Photo: Iqbal Ahmed / Driknews
Droughts are recurrent features in Bangladesh, affecting plant growth and leading to loss of crop production, food shortage and for many people starvation. The records of incidence of drought in Bangladesh indicate that the north-western region of Bangladesh is the most drought prone. During the last 50 years, Bangladesh suffered about 20 times from droughts. The 1973 drought was one of the severest in the past century and was responsible for 1974-local famine in northern Bangladesh.

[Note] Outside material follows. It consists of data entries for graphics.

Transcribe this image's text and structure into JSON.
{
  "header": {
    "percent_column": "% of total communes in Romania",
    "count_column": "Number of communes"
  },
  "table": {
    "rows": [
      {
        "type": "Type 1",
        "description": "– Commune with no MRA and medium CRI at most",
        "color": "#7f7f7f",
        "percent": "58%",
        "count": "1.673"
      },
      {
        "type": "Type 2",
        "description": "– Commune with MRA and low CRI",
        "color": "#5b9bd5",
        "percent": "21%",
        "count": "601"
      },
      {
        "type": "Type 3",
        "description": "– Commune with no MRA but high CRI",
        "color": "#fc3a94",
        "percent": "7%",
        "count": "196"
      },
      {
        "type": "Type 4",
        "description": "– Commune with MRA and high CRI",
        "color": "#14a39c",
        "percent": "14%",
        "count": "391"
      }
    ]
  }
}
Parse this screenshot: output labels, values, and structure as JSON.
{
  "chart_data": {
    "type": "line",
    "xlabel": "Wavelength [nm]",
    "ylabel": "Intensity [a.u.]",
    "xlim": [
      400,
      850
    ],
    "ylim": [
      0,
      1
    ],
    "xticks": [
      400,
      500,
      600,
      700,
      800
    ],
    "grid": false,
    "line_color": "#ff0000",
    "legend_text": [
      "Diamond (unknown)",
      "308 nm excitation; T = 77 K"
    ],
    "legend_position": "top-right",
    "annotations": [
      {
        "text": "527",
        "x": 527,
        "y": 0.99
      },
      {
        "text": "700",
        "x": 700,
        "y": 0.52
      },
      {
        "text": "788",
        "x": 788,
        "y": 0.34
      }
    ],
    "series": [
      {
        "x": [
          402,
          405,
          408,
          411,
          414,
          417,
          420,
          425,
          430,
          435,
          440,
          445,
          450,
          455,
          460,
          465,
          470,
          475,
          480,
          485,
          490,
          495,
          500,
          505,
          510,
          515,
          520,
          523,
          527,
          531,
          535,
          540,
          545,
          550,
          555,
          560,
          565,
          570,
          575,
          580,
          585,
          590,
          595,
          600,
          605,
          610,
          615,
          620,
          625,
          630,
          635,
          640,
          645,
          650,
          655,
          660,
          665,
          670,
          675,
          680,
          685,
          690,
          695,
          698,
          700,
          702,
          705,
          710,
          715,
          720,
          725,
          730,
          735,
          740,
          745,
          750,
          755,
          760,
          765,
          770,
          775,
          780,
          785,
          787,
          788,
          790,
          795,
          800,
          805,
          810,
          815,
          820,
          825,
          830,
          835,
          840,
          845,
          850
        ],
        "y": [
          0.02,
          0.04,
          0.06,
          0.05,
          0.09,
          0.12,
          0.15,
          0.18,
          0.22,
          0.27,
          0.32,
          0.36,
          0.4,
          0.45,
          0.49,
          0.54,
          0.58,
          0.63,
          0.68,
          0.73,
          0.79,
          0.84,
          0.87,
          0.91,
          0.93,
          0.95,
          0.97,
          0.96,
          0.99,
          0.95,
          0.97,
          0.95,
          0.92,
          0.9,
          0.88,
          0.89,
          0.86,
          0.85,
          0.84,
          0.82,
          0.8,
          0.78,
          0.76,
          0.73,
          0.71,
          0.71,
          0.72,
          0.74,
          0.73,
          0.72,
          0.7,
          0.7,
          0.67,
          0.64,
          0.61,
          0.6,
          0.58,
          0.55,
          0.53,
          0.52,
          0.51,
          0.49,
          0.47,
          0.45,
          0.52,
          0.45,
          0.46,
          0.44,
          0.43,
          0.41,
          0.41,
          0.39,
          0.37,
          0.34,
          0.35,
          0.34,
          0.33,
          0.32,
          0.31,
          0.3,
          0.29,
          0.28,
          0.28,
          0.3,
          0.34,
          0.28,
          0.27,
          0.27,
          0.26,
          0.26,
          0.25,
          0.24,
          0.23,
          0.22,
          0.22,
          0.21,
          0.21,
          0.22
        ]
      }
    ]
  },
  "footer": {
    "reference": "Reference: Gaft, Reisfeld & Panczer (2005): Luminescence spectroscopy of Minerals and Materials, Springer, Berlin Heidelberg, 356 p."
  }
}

The hydrological and climatic conditions of Bangladesh are characterized by too much water in the wet monsoon season and too little water in the dry months creating a drought condition. About 230 rivers flow through Bangladesh territory, of which 57 rivers are coming through India. Most of these enter the international boundary along the NW and SW regions of Bangladesh. The natural flow of these rivers is interrupted by upstream withdrawal of water for economic and household uses as well as for construction of water management structures. These structures obstruct the normal flow of water in rivers such as the Ganges (at Farakka), the Punarbhaba(just beyond Banglabandh) and the Tista rivers. These mostly divert dry season flow of the rivers, which create not only a scarcity of surface water in North-Western Bangladesh., but also tend to affect negatively the recharge of groundwater in these regions, ultimately leading to moisture loss in vast areas.